April 30, 2002
WASHINGTON, D.C. — At this time of crisis for the State of Israel, which represents the survival of the Jewish people whose very existence was threatened during the Holocaust, the Chairman of the United States Holocaust Memorial Council, Fred S. Zeidman, expressed his grave concern about the recent surge in attacks on Jews, synagogues, and other Jewish institutions in Europe and elsewhere. Mr. Zeidman released the following statement:
“The rise in antisemitic acts and violence – especially those in Europe, where only 60 years ago Jews were being systematically murdered – is a cause of alarm for all who care about humanity. The United States Holocaust Memorial Museum was created so that the lessons of the Holocaust – the lessons of the dangers of antisemitism, racism, and hatred – could help future generations understand the grave consequences of apathy in the face of persecution and violence.

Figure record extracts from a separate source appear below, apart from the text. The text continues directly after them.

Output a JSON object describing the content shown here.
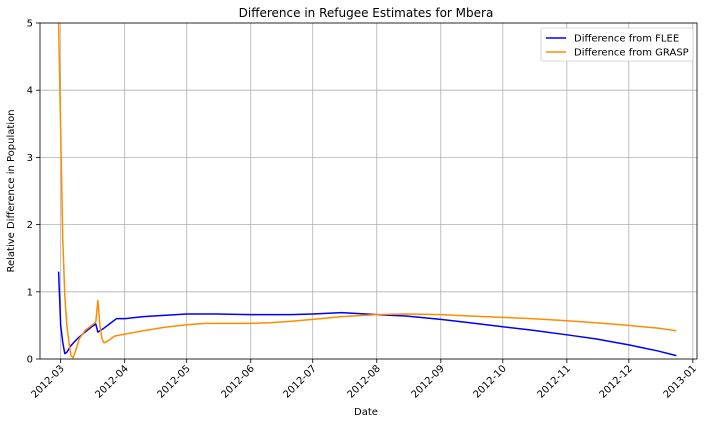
{
  "chart_data": {
    "type": "line",
    "title": "Difference in Refugee Estimates for Mbera",
    "xlabel": "Date",
    "ylabel": "Relative Difference in Population",
    "x_ticks": [
      "2012-03",
      "2012-04",
      "2012-05",
      "2012-06",
      "2012-07",
      "2012-08",
      "2012-09",
      "2012-10",
      "2012-11",
      "2012-12",
      "2013-01"
    ],
    "y_ticks": [
      "0",
      "1",
      "2",
      "3",
      "4",
      "5"
    ],
    "xlim": [
      "2012-02-20",
      "2013-01-03"
    ],
    "ylim": [
      0,
      5
    ],
    "grid": true,
    "legend_position": "top-right",
    "series": [
      {
        "name": "Difference from FLEE",
        "color": "#0000ff",
        "points": [
          [
            "2012-02-29",
            1.3
          ],
          [
            "2012-03-01",
            0.5
          ],
          [
            "2012-03-02",
            0.25
          ],
          [
            "2012-03-03",
            0.08
          ],
          [
            "2012-03-04",
            0.1
          ],
          [
            "2012-03-06",
            0.2
          ],
          [
            "2012-03-09",
            0.3
          ],
          [
            "2012-03-12",
            0.38
          ],
          [
            "2012-03-16",
            0.48
          ],
          [
            "2012-03-18",
            0.52
          ],
          [
            "2012-03-19",
            0.4
          ],
          [
            "2012-03-22",
            0.46
          ],
          [
            "2012-03-25",
            0.53
          ],
          [
            "2012-03-28",
            0.6
          ],
          [
            "2012-04-01",
            0.6
          ],
          [
            "2012-04-10",
            0.63
          ],
          [
            "2012-04-20",
            0.65
          ],
          [
            "2012-05-01",
            0.67
          ],
          [
            "2012-05-15",
            0.67
          ],
          [
            "2012-06-01",
            0.66
          ],
          [
            "2012-06-20",
            0.66
          ],
          [
            "2012-07-01",
            0.67
          ],
          [
            "2012-07-15",
            0.69
          ],
          [
            "2012-08-01",
            0.66
          ],
          [
            "2012-08-15",
            0.64
          ],
          [
            "2012-09-01",
            0.59
          ],
          [
            "2012-09-15",
            0.54
          ],
          [
            "2012-10-01",
            0.48
          ],
          [
            "2012-10-15",
            0.43
          ],
          [
            "2012-11-01",
            0.36
          ],
          [
            "2012-11-15",
            0.3
          ],
          [
            "2012-12-01",
            0.21
          ],
          [
            "2012-12-15",
            0.12
          ],
          [
            "2012-12-24",
            0.05
          ]
        ]
      },
      {
        "name": "Difference from GRASP",
        "color": "#ff8c00",
        "points": [
          [
            "2012-02-29",
            5.0
          ],
          [
            "2012-03-01",
            3.4
          ],
          [
            "2012-03-02",
            1.8
          ],
          [
            "2012-03-03",
            0.95
          ],
          [
            "2012-03-04",
            0.5
          ],
          [
            "2012-03-05",
            0.25
          ],
          [
            "2012-03-06",
            0.05
          ],
          [
            "2012-03-07",
            0.02
          ],
          [
            "2012-03-08",
            0.1
          ],
          [
            "2012-03-10",
            0.3
          ],
          [
            "2012-03-13",
            0.43
          ],
          [
            "2012-03-16",
            0.5
          ],
          [
            "2012-03-18",
            0.55
          ],
          [
            "2012-03-19",
            0.87
          ],
          [
            "2012-03-20",
            0.5
          ],
          [
            "2012-03-21",
            0.3
          ],
          [
            "2012-03-22",
            0.24
          ],
          [
            "2012-03-24",
            0.27
          ],
          [
            "2012-03-27",
            0.34
          ],
          [
            "2012-04-01",
            0.37
          ],
          [
            "2012-04-10",
            0.42
          ],
          [
            "2012-04-20",
            0.47
          ],
          [
            "2012-05-01",
            0.51
          ],
          [
            "2012-05-10",
            0.53
          ],
          [
            "2012-05-20",
            0.53
          ],
          [
            "2012-06-01",
            0.53
          ],
          [
            "2012-06-10",
            0.54
          ],
          [
            "2012-06-20",
            0.56
          ],
          [
            "2012-07-01",
            0.59
          ],
          [
            "2012-07-15",
            0.63
          ],
          [
            "2012-08-01",
            0.66
          ],
          [
            "2012-08-15",
            0.67
          ],
          [
            "2012-09-01",
            0.66
          ],
          [
            "2012-09-15",
            0.64
          ],
          [
            "2012-10-01",
            0.62
          ],
          [
            "2012-10-15",
            0.6
          ],
          [
            "2012-11-01",
            0.57
          ],
          [
            "2012-11-15",
            0.54
          ],
          [
            "2012-12-01",
            0.5
          ],
          [
            "2012-12-15",
            0.46
          ],
          [
            "2012-12-24",
            0.42
          ]
        ]
      }
    ]
  }
}
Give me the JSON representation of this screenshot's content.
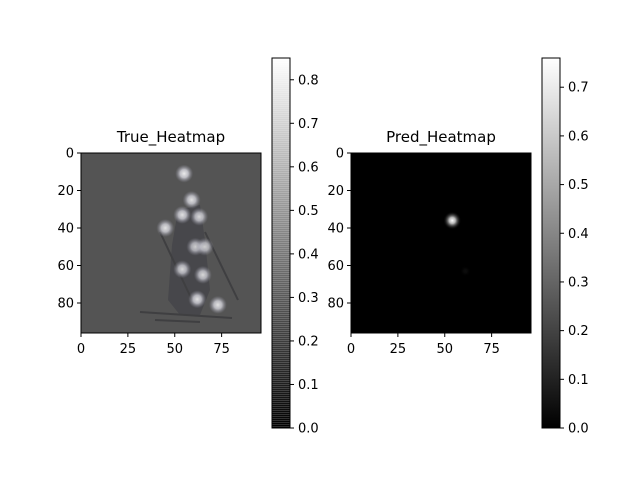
{
  "chart_data": [
    {
      "type": "heatmap",
      "title": "True_Heatmap",
      "xticks": [
        0,
        25,
        50,
        75
      ],
      "yticks": [
        0,
        20,
        40,
        60,
        80
      ],
      "xlim": [
        0,
        96
      ],
      "ylim": [
        96,
        0
      ],
      "colormap": "gray",
      "background_image": "skier photo (grayscale, blue tinted)",
      "background_value": 0.25,
      "peaks": [
        {
          "x": 55,
          "y": 11,
          "value": 0.85
        },
        {
          "x": 59,
          "y": 25,
          "value": 0.8
        },
        {
          "x": 54,
          "y": 33,
          "value": 0.8
        },
        {
          "x": 63,
          "y": 34,
          "value": 0.75
        },
        {
          "x": 45,
          "y": 40,
          "value": 0.8
        },
        {
          "x": 61,
          "y": 50,
          "value": 0.7
        },
        {
          "x": 66,
          "y": 50,
          "value": 0.7
        },
        {
          "x": 54,
          "y": 62,
          "value": 0.75
        },
        {
          "x": 65,
          "y": 65,
          "value": 0.75
        },
        {
          "x": 62,
          "y": 78,
          "value": 0.8
        },
        {
          "x": 73,
          "y": 81,
          "value": 0.8
        }
      ],
      "colorbar": {
        "ticks": [
          0.0,
          0.1,
          0.2,
          0.3,
          0.4,
          0.5,
          0.6,
          0.7,
          0.8
        ],
        "min": 0.0,
        "max": 0.85
      }
    },
    {
      "type": "heatmap",
      "title": "Pred_Heatmap",
      "xticks": [
        0,
        25,
        50,
        75
      ],
      "yticks": [
        0,
        20,
        40,
        60,
        80
      ],
      "xlim": [
        0,
        96
      ],
      "ylim": [
        96,
        0
      ],
      "colormap": "gray",
      "peaks": [
        {
          "x": 54,
          "y": 36,
          "value": 0.76
        },
        {
          "x": 61,
          "y": 63,
          "value": 0.04
        }
      ],
      "colorbar": {
        "ticks": [
          0.0,
          0.1,
          0.2,
          0.3,
          0.4,
          0.5,
          0.6,
          0.7
        ],
        "min": 0.0,
        "max": 0.76
      }
    }
  ]
}
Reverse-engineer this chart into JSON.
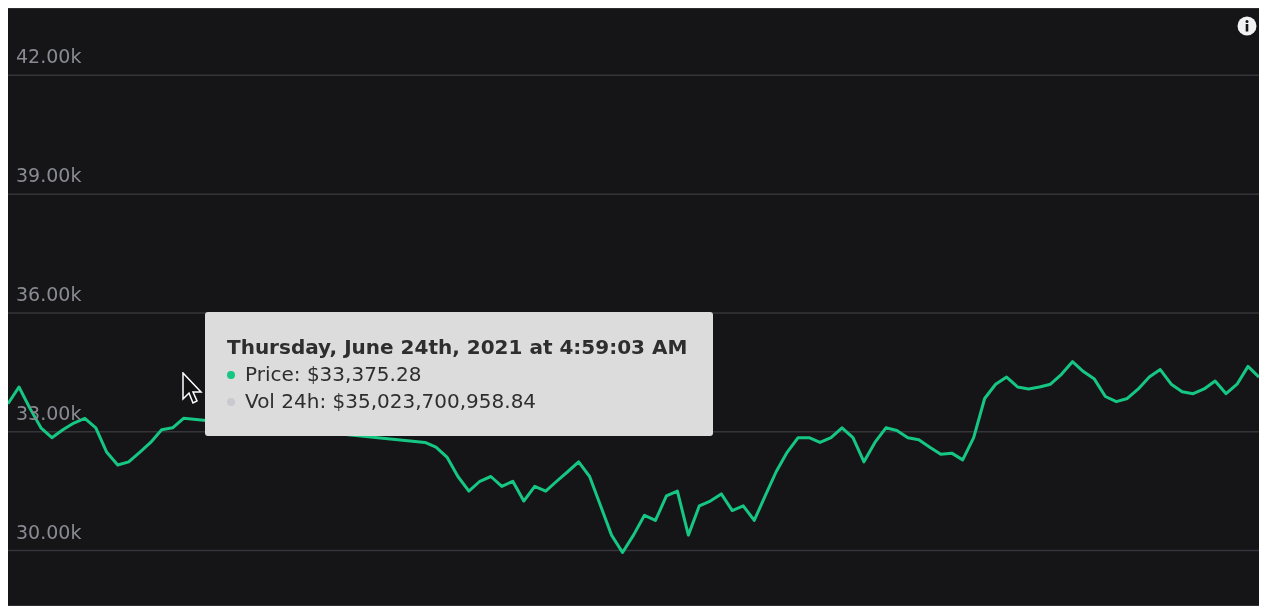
{
  "chart_data": {
    "type": "line",
    "categories": [
      null,
      null,
      null,
      null,
      null,
      null,
      null,
      null,
      null,
      null,
      null,
      null,
      null,
      null,
      null,
      null,
      null,
      null,
      null,
      null,
      null,
      null,
      null,
      null,
      null,
      null,
      null,
      null,
      null,
      null,
      null,
      null,
      null,
      null,
      null,
      null,
      null,
      null,
      null,
      null,
      null,
      null,
      null,
      null,
      null,
      null,
      null,
      null,
      null,
      null,
      null,
      null,
      null,
      null,
      null,
      null,
      null,
      null,
      null,
      null,
      null,
      null,
      null,
      null,
      null,
      null,
      null,
      null,
      null,
      null,
      null,
      null,
      null,
      null,
      null,
      null,
      null,
      null,
      null,
      null,
      null,
      null,
      null,
      null,
      null,
      null,
      null,
      null,
      null,
      null,
      null,
      null,
      null,
      null,
      null,
      null,
      null,
      null,
      null,
      null,
      null,
      null,
      null,
      null,
      null,
      null,
      null,
      null,
      null,
      null,
      null,
      null,
      null,
      null,
      null
    ],
    "values": [
      33710,
      34130,
      33590,
      33100,
      32850,
      33050,
      33220,
      33340,
      33100,
      32480,
      32160,
      32240,
      32480,
      32730,
      33050,
      33100,
      33340,
      null,
      null,
      null,
      null,
      null,
      null,
      null,
      null,
      null,
      null,
      null,
      null,
      null,
      null,
      null,
      null,
      null,
      null,
      null,
      null,
      null,
      32730,
      32610,
      32360,
      31870,
      31500,
      31750,
      31870,
      31620,
      31750,
      31250,
      31620,
      31500,
      31750,
      31990,
      32240,
      31870,
      31130,
      30390,
      29950,
      30390,
      30890,
      30760,
      31380,
      31500,
      30390,
      31130,
      31250,
      31430,
      31010,
      31130,
      30760,
      31380,
      31990,
      32480,
      32850,
      32850,
      32730,
      32850,
      33100,
      32850,
      32240,
      32730,
      33100,
      33030,
      32850,
      32800,
      32610,
      32430,
      32460,
      32290,
      32850,
      33840,
      34200,
      34380,
      34130,
      34080,
      34130,
      34200,
      34450,
      34770,
      34520,
      34330,
      33890,
      33760,
      33840,
      34080,
      34380,
      34570,
      34200,
      34010,
      33960,
      34080,
      34280,
      33960,
      34200,
      34650,
      34380
    ],
    "color": "#16c784",
    "marker": "none",
    "ylim": [
      28600,
      43700
    ],
    "yticks": [
      {
        "value": 30000,
        "label": "30.00k"
      },
      {
        "value": 33000,
        "label": "33.00k"
      },
      {
        "value": 36000,
        "label": "36.00k"
      },
      {
        "value": 39000,
        "label": "39.00k"
      },
      {
        "value": 42000,
        "label": "42.00k"
      }
    ],
    "grid": "y",
    "tick_labels": "y",
    "annotations": [
      "Thursday, June 24th, 2021 at 4:59:03 AM",
      "Price: $33,375.28",
      "Vol 24h: $35,023,700,958.84"
    ]
  }
}
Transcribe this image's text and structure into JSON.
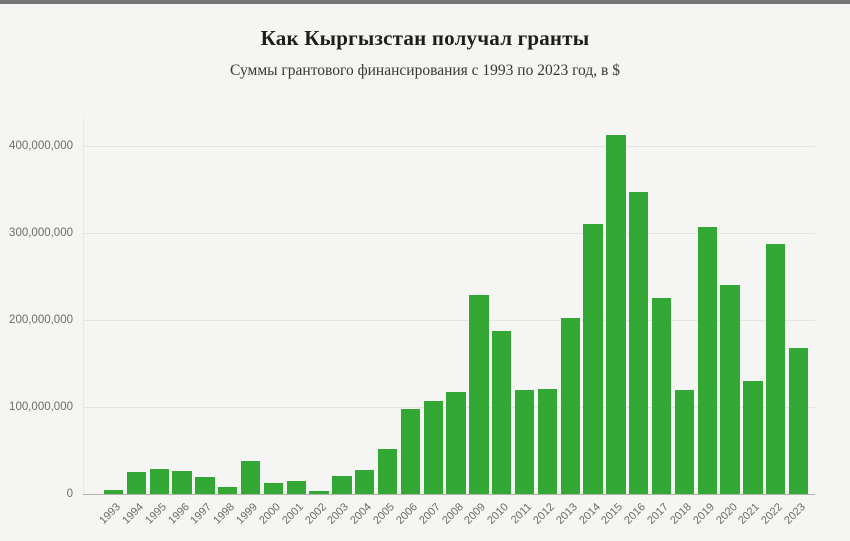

The Museum’s permanent exhibition depicts the increasing intensity of antisemitism in Germany and throughout Europe in the decades before the Holocaust began and the widespread indifference with which it was met. In those years before the outbreak of World War II, it was difficult to foresee that this would lead to the murder of six million Jews as well as millions of other victims of Nazi fanaticism. Now that we know where such acts of antisemitism and hatred can lead, it is with great alarm that we witness, once again, the rise of such conditions in the lands of the Holocaust and elsewhere. Through its work on the International Task Force on Holocaust Education, Remembrance, and Research, the Museum works with these and other nations to ensure that the lessons of the Holocaust are not ignored. We call on governments, institutions, and individuals to address this resurgence with all available means, including vigorous law enforcement and prosecution, comprehensive educational initiatives, and civic activism.”